14/11/2018 às 22h31min - Atualizada em 14/11/2018 às 22h31min

Polícia Civil deflagra operação "Washed Bread" para combater esquema de lavagem de dinheiro e tráfico de drogas em Santarém

Delegado Fonseca de Orximiná e sua equipe da polícia civil participaram dessa operação onde Foram cumpridos 31 mandados - 25 no Pará e seis no Amazonas

Informações da Polícia civil
Por: Márcio Garcia
Foto: Policia Civil
SANTARÉM - Uma operação de combate à lavagem de dinheiro foi desencadeada nos Estados do Pará e Amazonas, nesta segunda-feira (12). Batizada de "Washed Bread" (tradução em português: "Pão Lavado"), a operação apontou para o desempenho de atividades criminosas de empresários, alguns ligados ao ramo de panificação, em relação ao tráfico de drogas. Segundo as investigações, as movimentações financeira e patrimonial não são compatíveis com a atividade desempenhada. Foram cumpridos 31 mandados - 25 no Pará e seis no Amazonas. Em Santarém, oito pessoas foram presas, quatro delas em flagrante por tráfico de drogas, associação para o tráfico e posse ilegal de munição.
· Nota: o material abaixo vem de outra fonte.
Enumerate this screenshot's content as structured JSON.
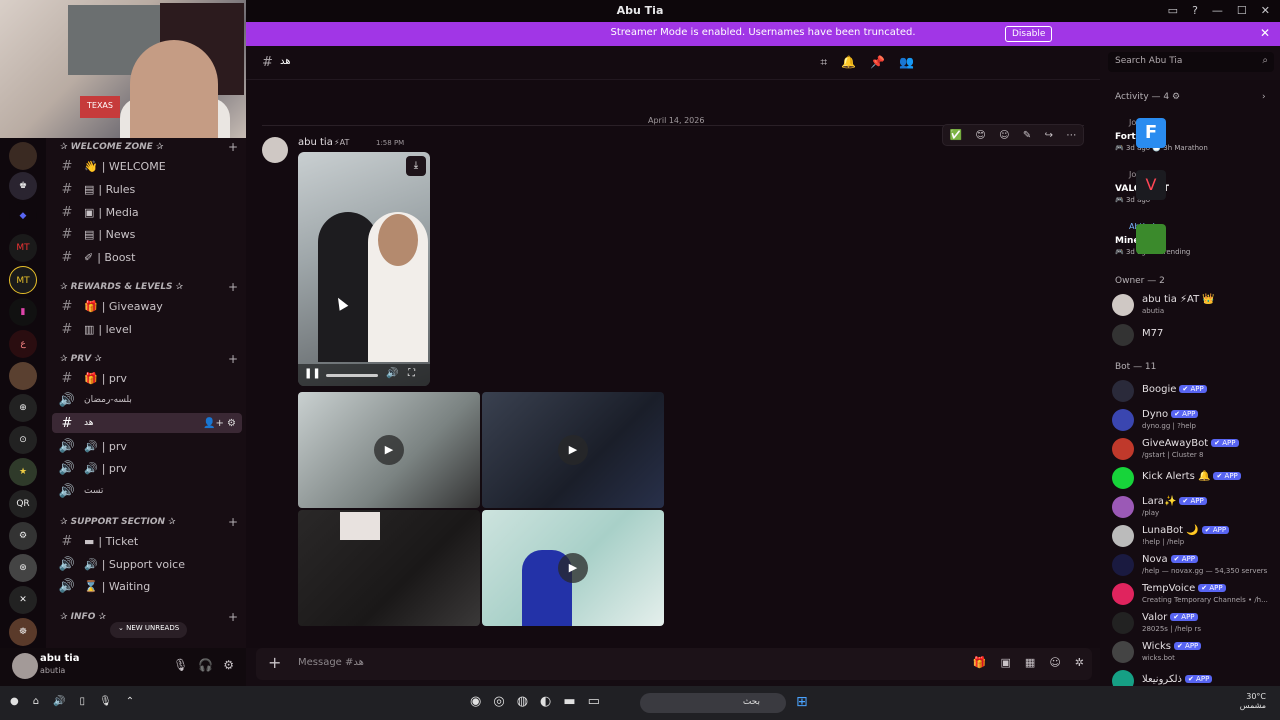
{
  "window": {
    "title": "Abu Tia"
  },
  "banner": {
    "text": "Streamer Mode is enabled. Usernames have been truncated.",
    "disable": "Disable"
  },
  "guilds": [
    "MT",
    "QR"
  ],
  "categories": [
    {
      "name": "✰ WELCOME ZONE ✰",
      "channels": [
        {
          "icon": "👋",
          "name": "| WELCOME"
        },
        {
          "icon": "▤",
          "name": "| Rules"
        },
        {
          "icon": "▣",
          "name": "| Media"
        },
        {
          "icon": "▤",
          "name": "| News"
        },
        {
          "icon": "✐",
          "name": "| Boost"
        }
      ]
    },
    {
      "name": "✰ REWARDS & LEVELS ✰",
      "channels": [
        {
          "icon": "🎁",
          "name": "| Giveaway"
        },
        {
          "icon": "▥",
          "name": "| level"
        }
      ]
    },
    {
      "name": "✰ PRV ✰",
      "channels": [
        {
          "icon": "🎁",
          "name": "| prv"
        },
        {
          "icon": "",
          "name": "بلسه-رمضان"
        },
        {
          "icon": "",
          "name": "هد"
        },
        {
          "icon": "🔊",
          "name": "| prv"
        },
        {
          "icon": "🔊",
          "name": "| prv"
        },
        {
          "icon": "",
          "name": "تست"
        }
      ]
    },
    {
      "name": "✰ SUPPORT SECTION ✰",
      "channels": [
        {
          "icon": "▬",
          "name": "| Ticket"
        },
        {
          "icon": "🔊",
          "name": "| Support voice"
        },
        {
          "icon": "⌛",
          "name": "| Waiting"
        }
      ]
    },
    {
      "name": "✰ INFO ✰",
      "channels": []
    }
  ],
  "unreads": "⌄ NEW UNREADS",
  "user": {
    "name": "abu tia",
    "handle": "abutia"
  },
  "chat": {
    "channel": "هد",
    "date": "April 14, 2026",
    "author": "abu tia",
    "tag": "⚡AT",
    "time": "1:58 PM",
    "composer_placeholder": "Message #هد"
  },
  "search": {
    "placeholder": "Search Abu Tia"
  },
  "activity": {
    "header": "Activity — 4 ⚙",
    "items": [
      {
        "user": "Jouri",
        "game": "Fortnite",
        "meta": "🎮 3d ago  🕒 3h Marathon",
        "color": "#2a8cf0"
      },
      {
        "user": "Jouri",
        "game": "VALORANT",
        "meta": "🎮 3d ago",
        "color": "#1b1b20"
      },
      {
        "user": "Abthal",
        "game": "Minecraft",
        "meta": "🎮 3d ago  ↗ Trending",
        "color": "#3b8a2c"
      }
    ]
  },
  "owner_header": "Owner — 2",
  "owners": [
    {
      "name": "abu tia ⚡AT 👑",
      "status": "abutia"
    },
    {
      "name": "M77",
      "status": ""
    }
  ],
  "bot_header": "Bot — 11",
  "bots": [
    {
      "name": "Boogie",
      "status": ""
    },
    {
      "name": "Dyno",
      "status": "dyno.gg | ?help"
    },
    {
      "name": "GiveAwayBot",
      "status": "/gstart | Cluster 8"
    },
    {
      "name": "Kick Alerts 🔔",
      "status": ""
    },
    {
      "name": "Lara✨",
      "status": "/play"
    },
    {
      "name": "LunaBot 🌙",
      "status": "!help | /help"
    },
    {
      "name": "Nova",
      "status": "/help — novax.gg — 54,350 servers"
    },
    {
      "name": "TempVoice",
      "status": "Creating Temporary Channels • /h..."
    },
    {
      "name": "Valor",
      "status": "28025s | /help rs"
    },
    {
      "name": "Wicks",
      "status": "wicks.bot"
    },
    {
      "name": "ذلكرونيعلا",
      "status": ""
    }
  ],
  "app_badge": "✔ APP",
  "taskbar": {
    "search": "بحث",
    "weather": "30°C",
    "weather_sub": "مشمس"
  }
}
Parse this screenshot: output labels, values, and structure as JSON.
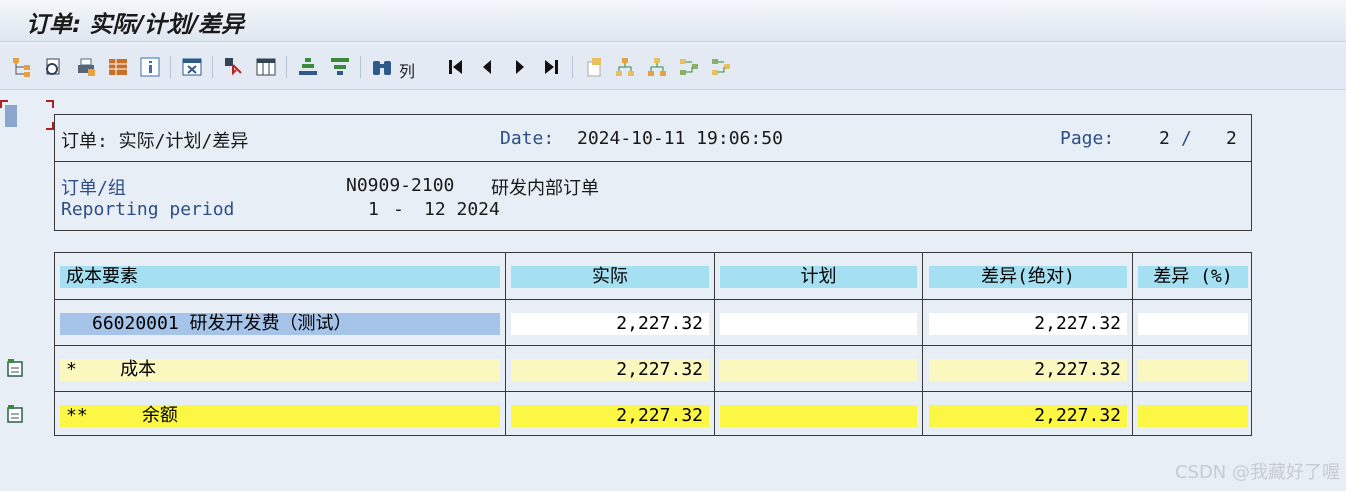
{
  "window": {
    "title": "订单: 实际/计划/差异"
  },
  "toolbar": {
    "icons": [
      "hierarchy-icon",
      "report-icon",
      "print-icon",
      "layout-icon",
      "info-icon",
      "excel-icon",
      "select-icon",
      "columns-icon",
      "sort-asc-icon",
      "filter-icon",
      "binoculars-icon",
      "first-page-icon",
      "prev-page-icon",
      "next-page-icon",
      "last-page-icon",
      "expand-icon",
      "tree-icon",
      "tree2-icon",
      "tree3-icon",
      "tree4-icon"
    ],
    "columns_label": "列"
  },
  "header": {
    "report_title": "订单: 实际/计划/差异",
    "date_label": "Date:",
    "date_value": "2024-10-11 19:06:50",
    "page_label": "Page:",
    "page_current": "2",
    "page_sep": "/",
    "page_total": "2",
    "order_label": "订单/组",
    "order_value": "N0909-2100",
    "order_desc": "研发内部订单",
    "period_label": "Reporting period",
    "period_from": "1",
    "period_dash": "-",
    "period_to": "12 2024"
  },
  "table": {
    "columns": [
      "成本要素",
      "实际",
      "计划",
      "差异(绝对)",
      "差异 (%)"
    ],
    "rows": [
      {
        "element": "66020001  研发开发费（测试）",
        "actual": "2,227.32",
        "plan": "",
        "var_abs": "2,227.32",
        "var_pct": ""
      },
      {
        "element": "*    成本",
        "actual": "2,227.32",
        "plan": "",
        "var_abs": "2,227.32",
        "var_pct": ""
      },
      {
        "element": "**     余额",
        "actual": "2,227.32",
        "plan": "",
        "var_abs": "2,227.32",
        "var_pct": ""
      }
    ]
  },
  "watermark": "CSDN @我藏好了喔",
  "colors": {
    "header_cell": "#a4e0f1",
    "subtotal": "#fbf8bf",
    "total": "#fbf744",
    "selected": "#a6c4ea"
  }
}
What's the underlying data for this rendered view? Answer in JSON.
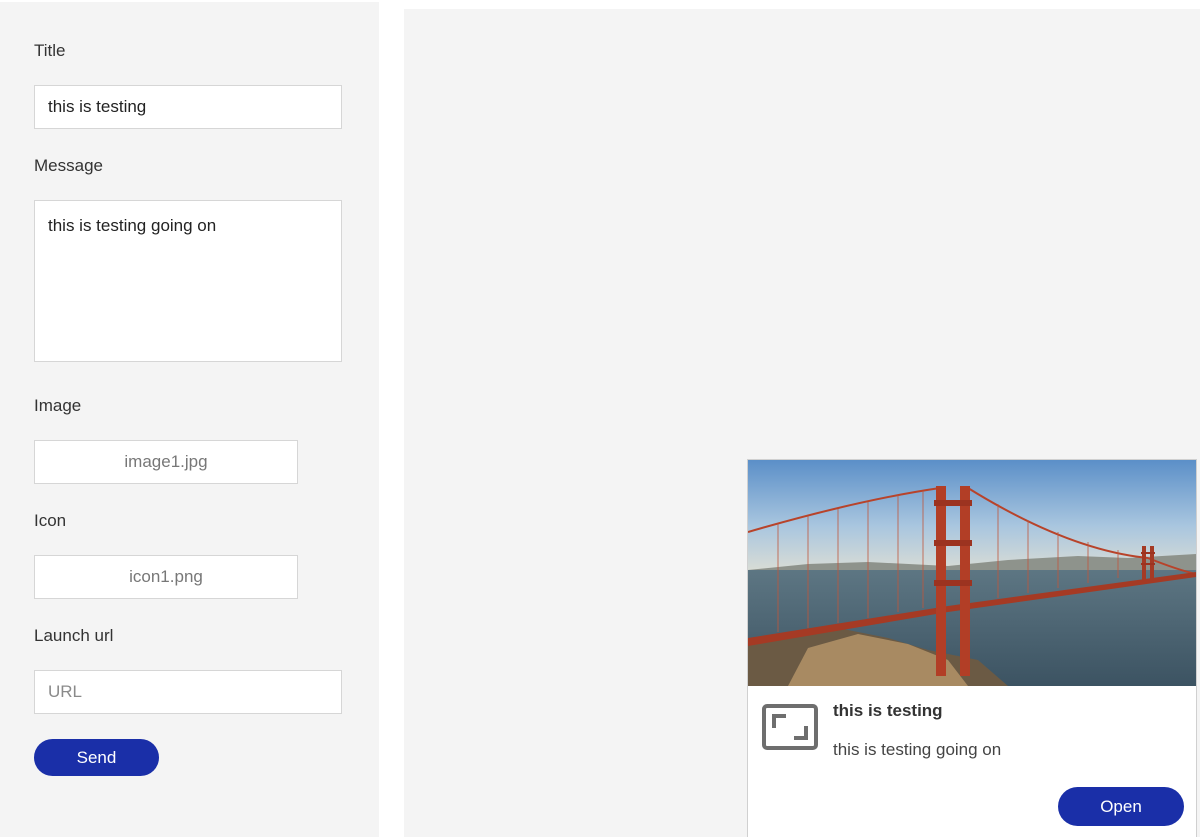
{
  "form": {
    "title_label": "Title",
    "title_value": "this is testing",
    "message_label": "Message",
    "message_value": "this is testing going on",
    "image_label": "Image",
    "image_file": "image1.jpg",
    "icon_label": "Icon",
    "icon_file": "icon1.png",
    "launch_url_label": "Launch url",
    "launch_url_placeholder": "URL",
    "send_label": "Send"
  },
  "preview": {
    "image_alt": "golden-gate-bridge-photo",
    "icon": "expand-frame-icon",
    "title": "this is testing",
    "message": "this is testing going on",
    "open_label": "Open"
  },
  "colors": {
    "accent": "#1a2fa8",
    "panel_bg": "#f4f4f4",
    "field_border": "#d6d6d6"
  }
}
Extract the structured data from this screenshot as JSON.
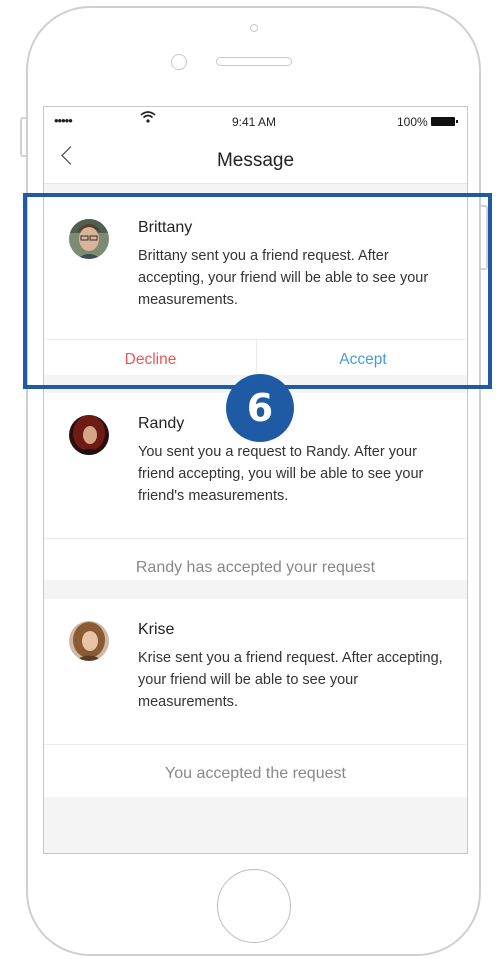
{
  "status_bar": {
    "signal": "•••••",
    "time": "9:41 AM",
    "battery": "100%"
  },
  "header": {
    "title": "Message"
  },
  "messages": [
    {
      "name": "Brittany",
      "text": "Brittany sent you a friend request. After accepting, your friend will be able to see your measurements.",
      "decline_label": "Decline",
      "accept_label": "Accept"
    },
    {
      "name": "Randy",
      "text": "You sent you a request to Randy. After your friend accepting, you will be able to see your friend's measurements.",
      "status": "Randy has accepted your request"
    },
    {
      "name": "Krise",
      "text": "Krise sent you a friend request. After accepting, your friend will be able to see your measurements.",
      "status": "You accepted the request"
    }
  ],
  "annotation": {
    "step_number": "6",
    "color": "#1f5ba5"
  },
  "colors": {
    "decline": "#e35757",
    "accept": "#4a9ad8"
  }
}
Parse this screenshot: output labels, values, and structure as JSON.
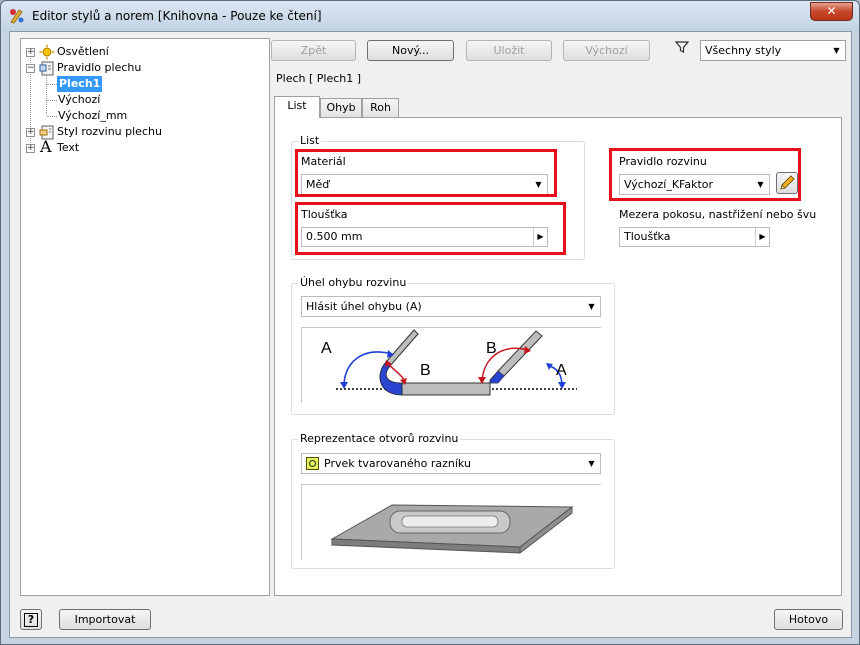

Pelo menos, quatro empresas de Santarém são alvos das investigações que apuram um esquema que pode chegar a aproximadamente R$ 25 milhões em movimentações financeiras ilegais. Dinheiro do tráfico de drogas que estaria abastecendo diversas contas bancárias.

Durante a operação, que conta com o apoio da Superintendência de Polícia Civil do Baixo Amazonas, Delegacia do Interior, Núcleo de Inteligência Policial e Secretaria Executiva de Inteligência do Estado do Amazonas, um ex-servidor da Câmara Municipal de Santarém foi preso.

"Um empresário foi servidor comissionado na Câmara Municipal, até março de 2017, e verificou-se que, através de documentações já obtidas com a Câmara e análises feitas, ele efetivamente não laborou durante o período, configurando o crime de peculato", informou o delegado Rafael Augusto de Andrade, um dos responsáveis pela operação, durante coletiva de imprensa realizada no auditório do Centro de Governo do Baixo Amazonas, no final da manhã desta segunda-feira. A entrevista coletiva foi presidida pelo delegado Silvio Maués, diretor de Polícia do Interior da Polícia Civil, e delegado Fernando Rocha, diretor do NIP (Núcleo de Inteligência da Polícia Civil).
 
Os delegados Nelson Nascimento, superintendente regional do Baixo Amazonas; Silvio Birro e Rafael Andrade, do NAI de Santarém, e Germano do Vale, de Santarém, também participaram da coletiva. A operação foi realizada pelo Núcleo de Apoio à Investigação do Baixo Amazonas (NAI de Santarém) sob coordenação do Núcleo de Inteligência da Polícia Civil (NIP) da Polícia Civil. A investigação é presidida pelo delegado Rafael Augusto de Andrade do NAI de Santarém. Ao todo, 55 policiais civis estão em atuação na operação para dar cumprimento dos mandados judiciais na região. A ação policial conta ainda com apoio de agentes do SEAI (Secretaria Executiva Adjunta de Inteligência) do Amazonas.

Associação criminosa
A Polícia Civil classificou como "associação criminosa" o esquema descoberto a partir de sete meses de investigações. Empresários usavam empresas ligadas ao setor de panificação, por exemplo, para lavar dinheiro do tráfico de drogas, praticando valores abaixo de mercado, aumentando substancialmente seu patrimônio. "São investigados hoje crimes de peculato, tráfico e associação para o tráfico e lavagem de dinheiro, essencialmente dado o grande volume movimentado nessas contas correntes em exíguo espaço de tempo. Não há uma evolução patrimonial compatível com as atividades empresariais desenvolvidas”, reitera Rafael Andrade.
 
De acordo com a Polícia Civil, as empresas investigadas têm ligação com o setor de gêneros alimentícios, refrigeração e, também, como o ramo de motocicletas. “Algumas empresas foram abertas de direito, mas fechadas de fato e algumas já fechadas efetivamente, mas que também se utilizaram para fazer esse mecanismo de lavagem”, destacou o delegado. A Polícia Civil continua a cumprir mandados de prisão, busca e apreensão.